CA Paris, Pôle 6 - ch. 8, 25 janvier 2024, n° 22/06595

PARIS

Arrêt

Autre

CA Paris n° 22/06595

25 janvier 2024

Copies exécutoires REPUBLIQUE FRANCAISE

délivrées le : AU NOM DU PEUPLE FRANCAIS

COUR D'APPEL DE PARIS

Pôle 6 - Chambre 8

ARRET DU 25 JANVIER 2024

(n° , 6 pages)

Numéro d'inscription au répertoire général : N° RG 22/06595 - N° Portalis 35L7-V-B7G-CGBZ7

Décision déférée à la Cour : Jugement du 15 Juin 2022 -Conseil de Prud'hommes - Formation de départage de PARIS - RG n° 20/01792

APPELANTE

SOCIÉTÉ JULIEN

[Adresse 2]

[Localité 1]

Représentée par Me Jean-Pierre GUICHARD, avocat au barreau de STRASBOURG, toque : 263

INTIMÉ

Monsieur [C] [M]

[Adresse 4]

[Localité 5]

Représenté par Me Sébastien BONO, avocat au barreau de PARIS, toque : C2489

COMPOSITION DE LA COUR :

En application des dispositions des articles 805 et 907 du code de procédure civile, l'affaire a été débattue le 27 Novembre 2023, en audience publique, les avocats ne s'étant pas opposés à la composition non collégiale de la formation, devant Madame Isabelle MONTAGNE, présidente, chargée du rapport.

Ce magistrat a rendu compte des plaidoiries dans le délibéré de la Cour, entendu en son rapport, composée de :

Madame Isabelle MONTAGNE, présidente, rédactrice

Madame Nathalie FRENOY, présidente

Madame Sandrine MOISAN, conseillère

Greffier, lors des débats : Mme Nolwenn CADIOU

ARRÊT :

- CONTRADICTOIRE

- mise à disposition de l'arrêt au greffe de la Cour, les parties en ayant été préalablement avisées dans les conditions prévues au deuxième alinéa de l'article 450 du Code de procédure civile,

- signé par Madame Isabelle MONTAGNE, présidente et par Madame Nolwenn CADIOU, greffier à laquelle la minute de la décision a été remise par le magistrat signataire.

EXPOSÉ DU LITIGE

M. [C] [M] a été engagé par la société Julien, qui emploie habituellement au moins onze salariés, suivant un contrat de travail à durée indéterminée à compter du 21 mai 2018, avec une reprise d'ancienneté au 26 juillet 2007, en qualité de maître d'hôtel responsable.
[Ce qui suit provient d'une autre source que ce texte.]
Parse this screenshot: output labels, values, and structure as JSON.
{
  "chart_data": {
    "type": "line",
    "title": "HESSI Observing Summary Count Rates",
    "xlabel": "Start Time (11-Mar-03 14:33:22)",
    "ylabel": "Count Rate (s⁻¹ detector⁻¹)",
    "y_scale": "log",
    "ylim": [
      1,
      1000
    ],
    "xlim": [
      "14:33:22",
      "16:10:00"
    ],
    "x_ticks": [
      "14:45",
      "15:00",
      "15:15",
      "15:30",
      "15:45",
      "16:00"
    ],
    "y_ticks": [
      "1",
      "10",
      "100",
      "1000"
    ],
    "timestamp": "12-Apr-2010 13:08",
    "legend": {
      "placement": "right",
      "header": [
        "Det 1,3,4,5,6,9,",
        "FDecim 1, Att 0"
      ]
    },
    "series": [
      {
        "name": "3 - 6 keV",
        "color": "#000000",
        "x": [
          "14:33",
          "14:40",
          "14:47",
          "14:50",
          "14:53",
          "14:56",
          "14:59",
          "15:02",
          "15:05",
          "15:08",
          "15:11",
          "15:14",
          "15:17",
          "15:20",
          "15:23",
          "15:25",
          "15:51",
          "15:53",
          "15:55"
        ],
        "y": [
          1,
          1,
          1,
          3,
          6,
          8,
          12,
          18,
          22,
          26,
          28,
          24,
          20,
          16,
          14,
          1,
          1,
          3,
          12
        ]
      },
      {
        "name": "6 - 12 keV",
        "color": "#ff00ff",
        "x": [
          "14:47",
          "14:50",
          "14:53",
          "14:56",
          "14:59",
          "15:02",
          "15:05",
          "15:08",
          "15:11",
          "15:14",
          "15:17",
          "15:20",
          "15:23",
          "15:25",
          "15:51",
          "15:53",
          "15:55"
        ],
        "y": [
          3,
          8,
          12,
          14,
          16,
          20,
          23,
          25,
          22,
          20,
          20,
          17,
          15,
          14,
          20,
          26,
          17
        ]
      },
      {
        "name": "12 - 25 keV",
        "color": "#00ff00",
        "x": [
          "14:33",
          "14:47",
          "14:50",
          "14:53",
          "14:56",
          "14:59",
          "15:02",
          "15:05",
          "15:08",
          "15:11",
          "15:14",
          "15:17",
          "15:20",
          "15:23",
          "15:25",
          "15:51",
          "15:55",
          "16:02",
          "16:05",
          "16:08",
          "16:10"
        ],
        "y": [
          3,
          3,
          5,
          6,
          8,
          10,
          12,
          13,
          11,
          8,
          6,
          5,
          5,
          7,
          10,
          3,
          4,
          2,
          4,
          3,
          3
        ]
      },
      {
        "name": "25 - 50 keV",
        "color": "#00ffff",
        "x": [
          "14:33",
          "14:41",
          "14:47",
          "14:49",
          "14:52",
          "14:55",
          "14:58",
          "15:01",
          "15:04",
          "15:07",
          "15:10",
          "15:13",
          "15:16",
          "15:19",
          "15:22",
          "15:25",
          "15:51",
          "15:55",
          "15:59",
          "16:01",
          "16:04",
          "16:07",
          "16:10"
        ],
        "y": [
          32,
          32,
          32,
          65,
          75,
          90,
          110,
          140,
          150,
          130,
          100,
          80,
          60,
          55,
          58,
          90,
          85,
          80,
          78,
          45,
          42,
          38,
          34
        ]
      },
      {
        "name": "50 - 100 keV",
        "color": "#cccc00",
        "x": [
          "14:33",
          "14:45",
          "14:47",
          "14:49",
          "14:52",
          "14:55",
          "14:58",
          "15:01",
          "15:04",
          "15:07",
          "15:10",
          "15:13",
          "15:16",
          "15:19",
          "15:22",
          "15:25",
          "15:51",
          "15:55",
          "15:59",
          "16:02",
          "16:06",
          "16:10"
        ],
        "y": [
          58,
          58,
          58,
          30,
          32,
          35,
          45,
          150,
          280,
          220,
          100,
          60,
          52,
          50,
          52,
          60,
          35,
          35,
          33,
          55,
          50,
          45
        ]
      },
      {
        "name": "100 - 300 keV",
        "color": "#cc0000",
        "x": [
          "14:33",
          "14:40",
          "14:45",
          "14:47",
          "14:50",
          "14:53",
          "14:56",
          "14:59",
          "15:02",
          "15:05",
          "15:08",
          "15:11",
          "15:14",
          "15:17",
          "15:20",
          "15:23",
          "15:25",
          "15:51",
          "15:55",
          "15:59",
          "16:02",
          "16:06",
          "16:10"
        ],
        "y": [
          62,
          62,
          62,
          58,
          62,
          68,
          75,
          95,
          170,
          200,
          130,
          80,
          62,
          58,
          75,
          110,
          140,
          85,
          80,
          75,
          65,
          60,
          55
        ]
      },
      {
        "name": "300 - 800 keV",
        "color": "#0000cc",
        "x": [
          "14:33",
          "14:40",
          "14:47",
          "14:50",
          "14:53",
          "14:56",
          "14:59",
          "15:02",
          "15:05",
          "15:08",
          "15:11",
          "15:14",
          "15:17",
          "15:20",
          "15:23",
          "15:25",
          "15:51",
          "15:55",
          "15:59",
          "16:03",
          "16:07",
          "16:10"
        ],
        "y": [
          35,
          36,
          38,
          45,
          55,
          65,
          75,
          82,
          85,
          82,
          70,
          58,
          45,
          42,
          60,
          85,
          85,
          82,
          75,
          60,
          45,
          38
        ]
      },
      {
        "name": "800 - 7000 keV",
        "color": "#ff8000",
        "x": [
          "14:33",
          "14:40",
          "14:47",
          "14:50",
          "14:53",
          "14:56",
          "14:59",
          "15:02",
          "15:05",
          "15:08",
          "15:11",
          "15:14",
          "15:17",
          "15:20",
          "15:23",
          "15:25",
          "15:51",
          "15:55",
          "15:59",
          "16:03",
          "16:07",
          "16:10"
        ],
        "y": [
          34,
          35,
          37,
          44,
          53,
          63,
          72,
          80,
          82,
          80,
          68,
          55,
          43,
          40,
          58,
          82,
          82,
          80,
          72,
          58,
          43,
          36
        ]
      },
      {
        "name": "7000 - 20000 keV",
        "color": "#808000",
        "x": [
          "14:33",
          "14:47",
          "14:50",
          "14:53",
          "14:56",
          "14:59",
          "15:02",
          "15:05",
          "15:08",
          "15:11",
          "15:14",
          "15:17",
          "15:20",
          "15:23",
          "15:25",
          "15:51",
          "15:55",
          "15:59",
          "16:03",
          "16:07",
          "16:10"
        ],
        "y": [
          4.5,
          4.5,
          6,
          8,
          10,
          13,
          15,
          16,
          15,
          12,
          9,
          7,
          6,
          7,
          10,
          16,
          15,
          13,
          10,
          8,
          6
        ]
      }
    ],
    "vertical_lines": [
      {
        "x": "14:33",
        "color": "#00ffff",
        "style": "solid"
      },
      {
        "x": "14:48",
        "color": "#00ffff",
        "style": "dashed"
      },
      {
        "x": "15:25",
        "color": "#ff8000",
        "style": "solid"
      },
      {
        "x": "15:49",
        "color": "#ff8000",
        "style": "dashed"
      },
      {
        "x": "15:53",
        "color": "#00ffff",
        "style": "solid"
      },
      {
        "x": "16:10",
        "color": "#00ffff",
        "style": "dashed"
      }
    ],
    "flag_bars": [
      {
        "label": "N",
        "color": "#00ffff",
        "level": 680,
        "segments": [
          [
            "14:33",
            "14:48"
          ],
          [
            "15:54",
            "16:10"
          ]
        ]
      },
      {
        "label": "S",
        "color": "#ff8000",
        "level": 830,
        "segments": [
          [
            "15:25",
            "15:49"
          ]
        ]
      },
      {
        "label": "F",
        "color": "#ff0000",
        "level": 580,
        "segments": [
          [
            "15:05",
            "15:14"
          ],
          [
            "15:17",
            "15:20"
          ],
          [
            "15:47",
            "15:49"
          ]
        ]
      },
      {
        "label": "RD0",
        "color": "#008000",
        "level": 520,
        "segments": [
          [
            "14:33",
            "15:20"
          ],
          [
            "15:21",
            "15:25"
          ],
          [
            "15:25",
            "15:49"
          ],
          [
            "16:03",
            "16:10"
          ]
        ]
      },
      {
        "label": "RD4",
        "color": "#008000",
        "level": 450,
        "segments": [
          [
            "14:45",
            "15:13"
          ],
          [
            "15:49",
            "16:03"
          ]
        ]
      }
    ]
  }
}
Il exerçait ses fonctions au sein du restaurant à l'enseigne '[6]' situé [Adresse 3] à [Localité 7].

Les relations de travail étaient soumises aux dispositions de la convention collective nationale des hôtels, cafés, restaurants.

Par lettre datée du 30 octobre 2019, l'employeur a convoqué le salarié à un entretien préalable à un éventuel licenciement fixé au 14 novembre suivant et l'a mis à pied à titre conservatoire, puis par lettre datée du 27 novembre 2019, lui a notifié son licenciement pour faute grave.

Le 28 février 2020, le salarié a saisi le conseil de prud'hommes de Paris afin d'obtenir la condamnation de son ancien employeur à lui payer un rappel de salaire et diverses indemnités au titre du licenciement qu'il estime dépourvu de cause réelle et sérieuse.

Par jugement rendu en formation de départage le 15 juin 2022, auquel il est renvoyé pour exposé de la procédure antérieure et des demandes initiales des parties, le premier juge a rejeté la demande de sursis à statuer, a dit que le licenciement est dénué de cause réelle et sérieuse, a condamné la société Julien à payer à M. [M] les sommes suivantes :

* 2 784,44 euros à titre de rappel de salaire,

* 5 966,66 euros à titre d'indemnité compensatrice de préavis,

* 596,66 euros au titre des congés payés afférents,

* 180,50 euros à titre de rappel sur l'avantage en nature nourriture,

* 3 381,10 euros au titre de l'indemnité de licenciement,

* 25 000 euros à titre d'indemnité pour licenciement sans cause réelle et sérieuse,

* 500 euros à titre de dommages et intérêts pour le préjudice moral,

* 1 500 euros au titre de l'article 700 du code de procédure civile,

a débouté M. [M] du surplus de ses demandes et la société Julien de sa demande au titre de l'article 700 du code de procédure civile, et a condamné cette dernière aux dépens.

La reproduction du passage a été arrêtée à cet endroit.